CUDA implicit synchronization behavior and conditions in detail

Hi,

The CUDA Programming Guide lists the following as actions that cause implicit synchronization:

  • a page-locked host memory allocation,
  • a device memory allocation,
  • a device memory set,
  • a memory copy between two addresses to the same device memory,
  • any CUDA command to the NULL stream,
  • a switch between the L1/shared memory configurations
  1. What exactly is meant by “Synchronization” in this case? Let’s say you have 2 user-created streams, s1 and s2, and the following is performed:
    a kernel call to s1
    a kernel call to the NULL stream (i.e. no stream argument)
    a kernel call to s2
    Does execution on the host thread pause on the second kernel call until the first is finished, or is it somehow allowed to continue (but the second call is not executed until the first one is finished and the third until the second)? I would have thought that the first description is true, but I did some testing and it seems like it’s the latter. Furthermore, the answer here
    https://forums.developer.nvidia.com/t/implicit-synchronization/61303
    seems to imply it’s the second option: “It doesn’t necessarily mean that they become synchronous with the host”, but I might be misunderstanding something.

  2. What falls under the definition of “any CUDA command to the NULL stream”? Is it any API call that takes a stream argument or is it any CUDA API call? I guess it’s the former, because otherwise “a device memory allocation” wouldn’t be listed.

  3. Does “device memory set” mean Memset or Memcpy functions?

Synchronization means:

Work items (e.g. kernels, async copies, etc.) issued to the GPU before the synchronizing operation must all complete before the synchronizing operation is allowed to begin on the device side. It also means that all work items issued to the GPU after the synchronizing operation may not begin executing until the synchronizing operation is complete.

It tells you nothing about host thread behavior. Let me say that again: it tells you nothing about host thread behavior.

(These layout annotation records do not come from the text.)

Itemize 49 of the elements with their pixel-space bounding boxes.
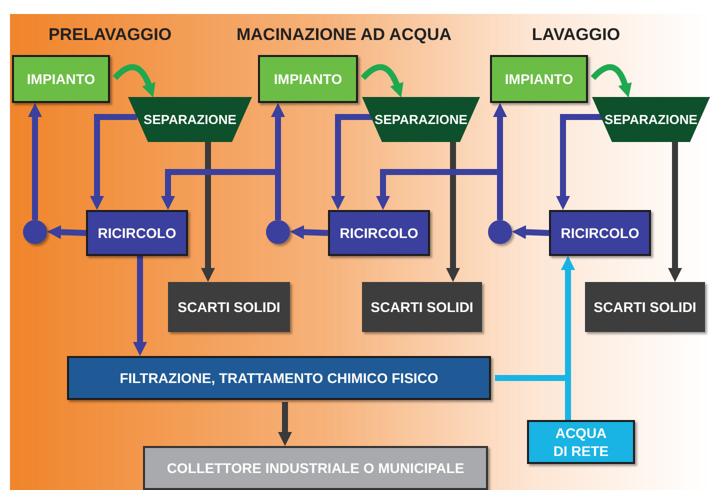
arrow xyxy=(28,103,42,220)
section-heading: LAVAGGIO xyxy=(530,24,622,46)
box-label: RICIRCOLO xyxy=(560,224,640,242)
process-box xyxy=(168,282,290,332)
arrow xyxy=(278,402,292,446)
process-box xyxy=(585,282,705,332)
process-box xyxy=(143,446,488,490)
process-box xyxy=(362,282,482,332)
arrow xyxy=(590,64,632,98)
arrow xyxy=(133,256,147,356)
arrow xyxy=(290,225,328,240)
process-box xyxy=(549,210,651,256)
box-label: RICIRCOLO xyxy=(340,224,418,242)
arrow xyxy=(512,225,550,240)
arrow xyxy=(201,142,215,282)
box-label: FILTRAZIONE, TRATTAMENTO CHIMICO FISICO xyxy=(120,368,438,388)
process-box xyxy=(258,55,358,103)
arrow xyxy=(47,225,86,240)
arrow xyxy=(668,142,682,282)
box-label: SEPARAZIONE xyxy=(604,110,698,129)
box-label: COLLETTORE INDUSTRIALE O MUNICIPALE xyxy=(166,458,464,478)
arrow xyxy=(90,114,137,210)
separator-trapezoid xyxy=(592,97,710,142)
section-heading: MACINAZIONE AD ACQUA xyxy=(235,24,452,46)
process-box xyxy=(328,210,430,256)
process-box xyxy=(527,420,635,464)
arrow xyxy=(446,142,460,282)
box-label: SCARTI SOLIDI xyxy=(178,298,280,316)
separator-trapezoid xyxy=(128,97,252,142)
box-label: SEPARAZIONE xyxy=(144,110,236,129)
box-label: IMPIANTO xyxy=(504,70,574,88)
arrow xyxy=(331,114,372,210)
box-label: SCARTI SOLIDI xyxy=(594,298,696,316)
process-box xyxy=(490,55,588,103)
separator-trapezoid xyxy=(362,97,480,142)
arrow xyxy=(561,256,575,420)
process-box xyxy=(86,210,188,256)
box-label: SCARTI SOLIDI xyxy=(370,298,474,316)
arrow xyxy=(112,64,156,98)
section-heading: PRELAVAGGIO xyxy=(47,24,173,46)
process-box xyxy=(12,55,110,103)
arrow xyxy=(360,64,404,98)
box-label: IMPIANTO xyxy=(26,70,96,88)
box-label: RICIRCOLO xyxy=(98,224,176,242)
arrow xyxy=(556,114,602,210)
box-label: IMPIANTO xyxy=(274,70,342,88)
box-label: ACQUA DI RETE xyxy=(552,424,610,460)
box-label: SEPARAZIONE xyxy=(374,110,468,129)
process-box xyxy=(67,356,491,400)
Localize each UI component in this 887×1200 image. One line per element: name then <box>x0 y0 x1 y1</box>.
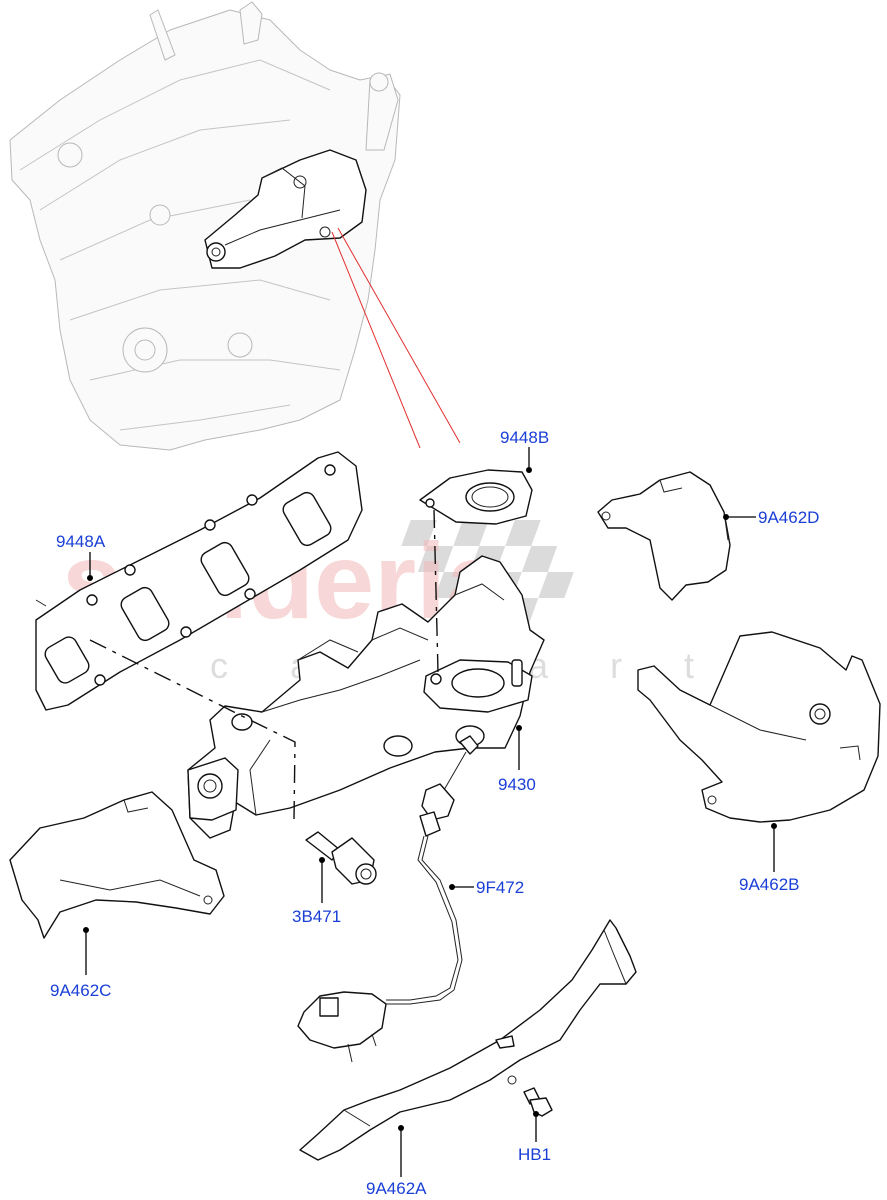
heat-shield-c <box>9 791 225 939</box>
oxygen-sensor <box>297 735 479 1063</box>
engine-block <box>9 1 401 451</box>
part-label-9A462A[interactable]: 9A462A <box>366 1179 427 1198</box>
pointer-lines <box>331 227 461 449</box>
part-label-9A462B[interactable]: 9A462B <box>739 875 800 894</box>
part-label-3B471[interactable]: 3B471 <box>292 907 341 926</box>
part-label-9A462D[interactable]: 9A462D <box>758 508 819 527</box>
heat-shield-a <box>299 919 637 1161</box>
manifold-gasket <box>35 451 363 711</box>
part-label-9A462C[interactable]: 9A462C <box>50 981 111 1000</box>
leader-lines <box>83 447 777 1177</box>
part-label-9448B[interactable]: 9448B <box>500 428 549 447</box>
assembly-lines <box>89 509 439 821</box>
heat-shield-b <box>637 631 881 823</box>
part-labels: 9448B 9A462D 9448A 9430 9F472 9A462B 3B4… <box>50 428 819 1198</box>
temperature-sensor <box>305 831 377 885</box>
part-label-9448A[interactable]: 9448A <box>56 532 106 551</box>
exhaust-manifold <box>187 555 545 839</box>
part-label-9430[interactable]: 9430 <box>498 775 536 794</box>
part-label-9F472[interactable]: 9F472 <box>476 878 524 897</box>
heat-shield-d <box>597 471 731 601</box>
flange-gasket <box>419 469 533 525</box>
part-label-HB1[interactable]: HB1 <box>518 1145 551 1164</box>
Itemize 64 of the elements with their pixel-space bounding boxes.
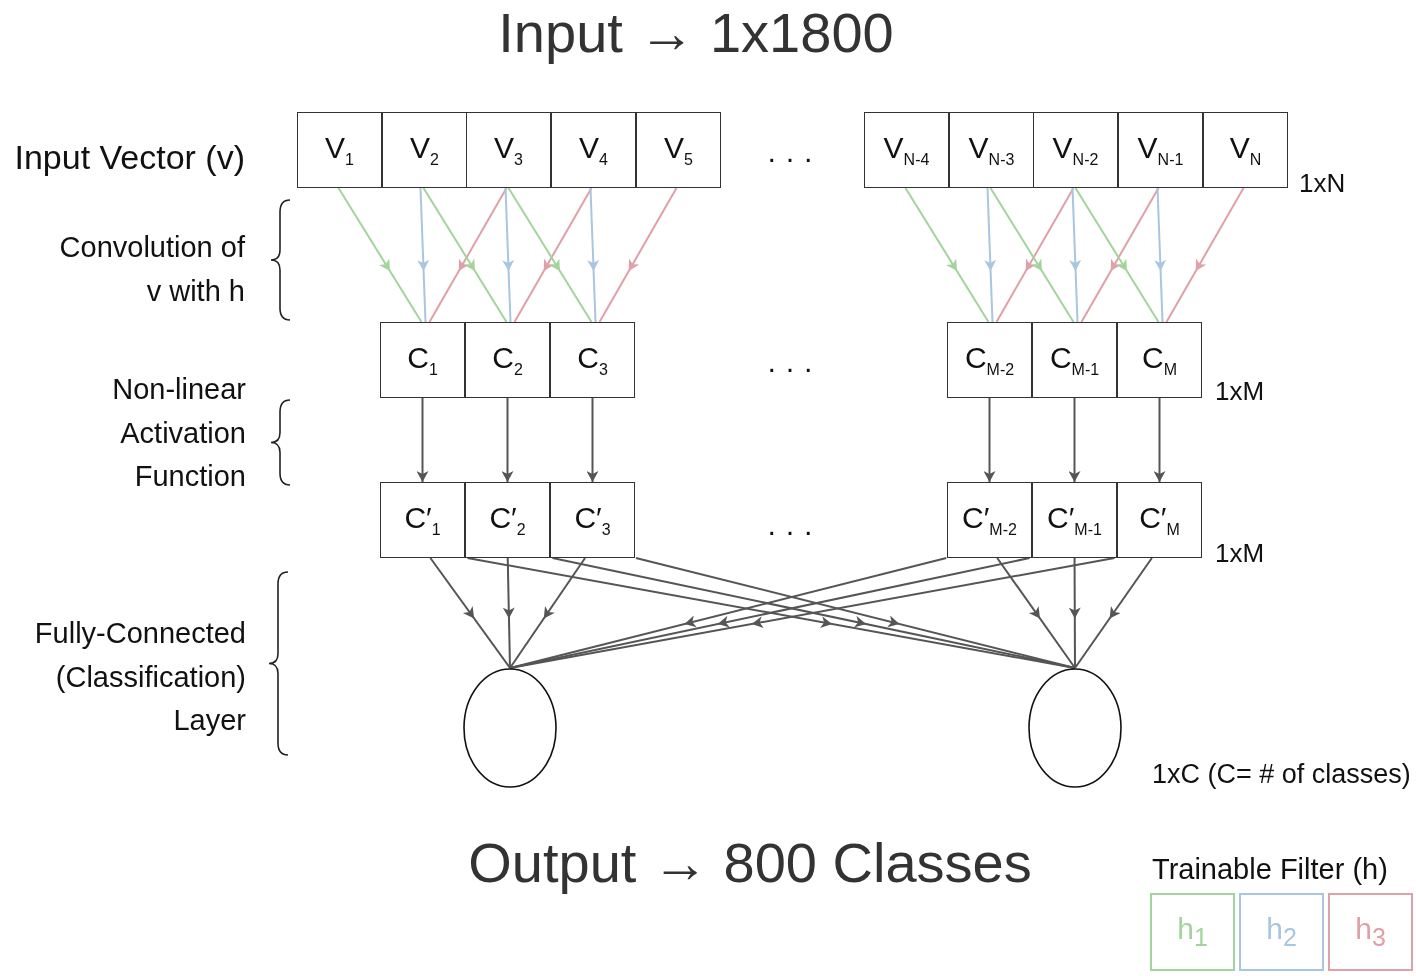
vector-cell: C$_{2}$ [465,322,550,398]
filter-label: h$_{1}$ [1177,912,1208,952]
dimension-label: 1xM [1215,537,1266,570]
arrow [1153,397,1166,483]
vector-cell: C′$_{3}$ [550,482,635,558]
arrow [634,557,1076,669]
vector-cell: V$_{N-2}$ [1033,112,1118,188]
vector-cell: C′$_{M}$ [1117,482,1202,558]
arrow [1154,187,1167,323]
vector-cell: V$_{N-3}$ [949,112,1034,188]
vector-cell: C$_{1}$ [380,322,465,398]
dimension-label: 1xM [1215,375,1266,408]
arrow [984,187,997,323]
vector-cell: C′$_{2}$ [465,482,550,558]
arrow [1165,187,1245,323]
arrow [904,187,990,323]
ellipsis: · · · [765,140,815,176]
output-neuron-circle [463,668,557,788]
arrow [417,187,430,323]
filter-label: h$_{3}$ [1355,912,1386,952]
vector-cell: C′$_{1}$ [380,482,465,558]
vector-cell: V$_{N}$ [1203,112,1288,188]
layer-label: Fully-Connected (Classification) Layer [33,616,246,738]
vector-cell: C′$_{M-2}$ [947,482,1032,558]
vector-cell: V$_{N-1}$ [1118,112,1203,188]
arrow [429,557,511,669]
vector-cell: V$_{4}$ [551,112,636,188]
arrow [587,187,600,323]
vector-cell: V$_{5}$ [636,112,721,188]
arrow [586,397,599,483]
ellipsis: · · · [765,350,815,386]
arrow [1068,397,1081,483]
dimension-label: 1xC (C= # of classes) [1152,758,1412,791]
vector-cell: V$_{N-4}$ [864,112,949,188]
arrow [1069,187,1082,323]
arrow [509,557,587,669]
vector-cell: V$_{1}$ [297,112,382,188]
title: Input → 1x1800 [497,0,895,65]
legend-title: Trainable Filter (h) [1152,852,1389,887]
vector-cell: C$_{3}$ [550,322,635,398]
layer-label: Convolution of v with h [58,230,245,309]
arrow [337,187,423,323]
vector-cell: C′$_{M-1}$ [1032,482,1117,558]
vector-cell: V$_{3}$ [466,112,551,188]
arrow [416,397,429,483]
vector-cell: V$_{2}$ [382,112,467,188]
vector-cell: C$_{M}$ [1117,322,1202,398]
dimension-label: 1xN [1299,167,1347,200]
arrow [502,557,515,669]
ellipsis: · · · [765,513,815,549]
caption: Output → 800 Classes [467,830,1033,895]
filter-label: h$_{2}$ [1266,912,1297,952]
row-label: Input Vector (v) [13,137,245,178]
layer-label: Non-linear Activation Function [111,372,246,494]
arrow [996,557,1076,669]
arrow [501,397,514,483]
output-neuron-circle [1028,668,1122,788]
vector-cell: C$_{M-2}$ [947,322,1032,398]
arrow [983,397,996,483]
vector-cell: C$_{M-1}$ [1032,322,1117,398]
arrow [502,187,515,323]
arrow [1068,557,1081,669]
arrow [1074,557,1153,669]
arrow [598,187,678,323]
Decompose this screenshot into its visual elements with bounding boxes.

For example, a kernel launch is always asynchronous (I prefer to use the terms blocking and non-blocking to differentiate host description from device description, so asynchronous when used to describe host thread behavior means the operation is non-blocking with respect to the host thread.) The only exceptions I know of to this always statement are:

  • If you specify a blocking behavior using an environment variable.
  • If the launch queue is full (means you have issued hundreds or thousands of kernel calls that have not begun to execute yet).

Other than those cases, kernel launches are always non-blocking to the host thread.

Therefore, no it does not mean this:

Because:

  1. kernel launches are always non-blocking to the host thread
  2. The synchronization refers to the progress of work on the GPU, not the progress of the host thread

The nature of asynchronous work issuance to the GPU is that ordinarily, and with proper API choices, the CPU thread can “race ahead” of what is actually taking place on the GPU. The issued work goes into a queue, and gets dispatched to the GPU when stream semantics and GPU capacity allow.

Going back to a synchronizing operation then, it means that the CPU thread put a bunch of work into the queue. The issuance of work from the queue, to the GPU will be ordered in such a way, with respect to a synchronizing op in the queue, that all previous work in the queue must complete before the synchronizing op is allowed to begin executing, and all subsequent work in the queue will not be allowed to execute on the GPU until the previous synchronizing op is completed.

You can get more information on these topics via this online training as well as this DLI course.

It’s not well-defined. It definitely includes any API call that takes a stream parameter (when the supplied stream or defaulted stream is the NULL stream), and there are other commands that fall into this category, like cudaMalloc() (although that is explicitly covered previously in the list: “a device memory allocation”). But, for example, cudaSetDevice() is neither blocking nor synchronizing.

It means cudaMemset. cudaMemcpy always runs in the null stream, and cudaMemcpyAsync runs in whatever stream you specify. cudaMemcpy is blocking and synchronizing. cudaMemcpyAsync can have a variety of different blocking or synchronizing behaviors, depending on specifics of call.

Let’s go back to this statement:

It tells you nothing about host thread behavior.

Nothing means:

  • it does not tell you if the operation will be blocking
  • it does not tell you if the operation will be non-blocking.

For example, kernel launches, even issued into the null stream, are non-blocking. But they are synchronizing (if issued into the null stream).

AFAIK, cudaMalloc() is blocking (and synchronizing).

2 Likes

Thank you for the detailed explanation!

This topic was automatically closed 14 days after the last reply. New replies are no longer allowed.